The boom in commercial real estate lending has been going on for several years, but plenty of lenders think it has yet to run its course.

A survey of top commercial and multifamily originators conducted by the Mortgage Bankers Association last month indicates that nearly two-thirds (63%) expect originations to increase in 2017, with one-quarter (26%) expecting an increase of 5% or more. A full half (50%) expect their own firm's originations to increase by 5% or more.

"Commercial mortgage bankers expect 2017 to carry-over much of the momentum from 2016," said Jamie Woodwell, MBA's vice president for commercial real estate research, said in a press release.

He said the survey “paints expectations of a strong, steady market in 2017.”

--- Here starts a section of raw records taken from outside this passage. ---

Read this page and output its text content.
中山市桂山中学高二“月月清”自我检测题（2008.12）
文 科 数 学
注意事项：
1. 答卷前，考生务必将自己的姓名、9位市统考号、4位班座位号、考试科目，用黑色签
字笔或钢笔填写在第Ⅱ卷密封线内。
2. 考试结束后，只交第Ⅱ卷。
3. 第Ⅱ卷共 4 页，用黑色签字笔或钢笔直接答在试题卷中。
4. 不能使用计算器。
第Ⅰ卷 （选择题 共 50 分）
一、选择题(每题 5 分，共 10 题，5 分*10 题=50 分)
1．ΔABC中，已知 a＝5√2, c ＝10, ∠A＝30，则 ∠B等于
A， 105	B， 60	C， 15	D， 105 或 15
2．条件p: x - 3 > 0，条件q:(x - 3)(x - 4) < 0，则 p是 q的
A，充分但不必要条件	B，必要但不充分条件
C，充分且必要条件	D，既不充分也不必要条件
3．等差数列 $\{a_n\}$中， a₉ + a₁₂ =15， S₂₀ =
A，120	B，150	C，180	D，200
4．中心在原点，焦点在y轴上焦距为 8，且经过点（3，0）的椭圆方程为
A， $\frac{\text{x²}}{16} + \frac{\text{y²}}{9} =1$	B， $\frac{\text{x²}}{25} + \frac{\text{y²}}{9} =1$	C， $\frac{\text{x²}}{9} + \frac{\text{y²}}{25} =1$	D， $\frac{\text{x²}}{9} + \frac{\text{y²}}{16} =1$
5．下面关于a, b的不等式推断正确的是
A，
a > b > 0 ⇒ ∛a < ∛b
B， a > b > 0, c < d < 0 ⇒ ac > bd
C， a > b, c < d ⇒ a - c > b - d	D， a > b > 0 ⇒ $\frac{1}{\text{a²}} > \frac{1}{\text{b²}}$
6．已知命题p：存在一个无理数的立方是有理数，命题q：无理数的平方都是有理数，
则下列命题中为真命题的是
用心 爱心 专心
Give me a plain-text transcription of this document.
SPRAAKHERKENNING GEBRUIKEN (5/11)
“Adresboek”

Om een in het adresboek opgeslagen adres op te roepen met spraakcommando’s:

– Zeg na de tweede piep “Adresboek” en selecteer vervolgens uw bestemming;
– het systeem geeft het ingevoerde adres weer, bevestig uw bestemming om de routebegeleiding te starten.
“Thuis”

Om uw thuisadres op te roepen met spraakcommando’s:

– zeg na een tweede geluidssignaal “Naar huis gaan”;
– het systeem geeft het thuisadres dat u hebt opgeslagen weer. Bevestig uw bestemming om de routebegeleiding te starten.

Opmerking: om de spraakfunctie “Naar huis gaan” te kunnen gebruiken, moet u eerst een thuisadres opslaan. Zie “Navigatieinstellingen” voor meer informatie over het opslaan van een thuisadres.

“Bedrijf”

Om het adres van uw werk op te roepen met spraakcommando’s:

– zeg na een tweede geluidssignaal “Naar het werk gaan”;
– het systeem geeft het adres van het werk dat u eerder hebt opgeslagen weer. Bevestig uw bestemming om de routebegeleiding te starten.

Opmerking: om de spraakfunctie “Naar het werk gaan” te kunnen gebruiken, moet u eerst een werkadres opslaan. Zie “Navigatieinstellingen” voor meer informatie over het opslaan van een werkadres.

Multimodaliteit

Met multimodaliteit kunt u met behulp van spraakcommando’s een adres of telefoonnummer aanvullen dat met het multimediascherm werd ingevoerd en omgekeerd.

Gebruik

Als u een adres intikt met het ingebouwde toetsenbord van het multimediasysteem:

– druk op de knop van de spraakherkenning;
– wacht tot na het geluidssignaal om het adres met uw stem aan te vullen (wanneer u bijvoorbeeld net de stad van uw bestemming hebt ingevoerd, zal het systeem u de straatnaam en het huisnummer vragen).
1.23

Lenders remain eager to make loans, though not quite as eager as last year: 77% report “strong” or “very strong” appetite to make new loans, while 96% reported that they had “strong” or “very strong” appetite in 2016.

Borrowers are also eager to take out loans this year: 69% of respondents expects borrower appetite to be “strong” or “very strong,” though that’s less than the  80% who reported that in 2016 borrowers had a “strong” or “very strong” appetite in 2016.

There are mixed views on how origination volumes may change for individual capital sources. Pluralities of originators believe that banks, Fannie Mae, Freddie Mac, the Federal Housing Administration, and lenders who originate loans to be securitized will see little or no change in origination volume. However, a plurality expects life insurance companies and pension funds to increase originations.

Loan risk is expected to increase slightly in 2017. More respondents characterized the loans made in 2016 as low risk than as high risk. In 2017, Just over half expect loans to be medium risk (53%), with the reminder evenly split between seeing higher and lower risk loans.

And just over half (52%) expect potential regulatory and legislative changes could be positive for the market. One-in-four respondents (28%) anticipate a neutral impact and one-in-five (20%) see potential negative impacts.

Among the top reasons cited for positive impacts were potential changes to Dodd-Frank rules – particularly risk retention – and a more positive economic climate. Among the reasons cited for negative impacts were uncertainties that could be caused by changing rules.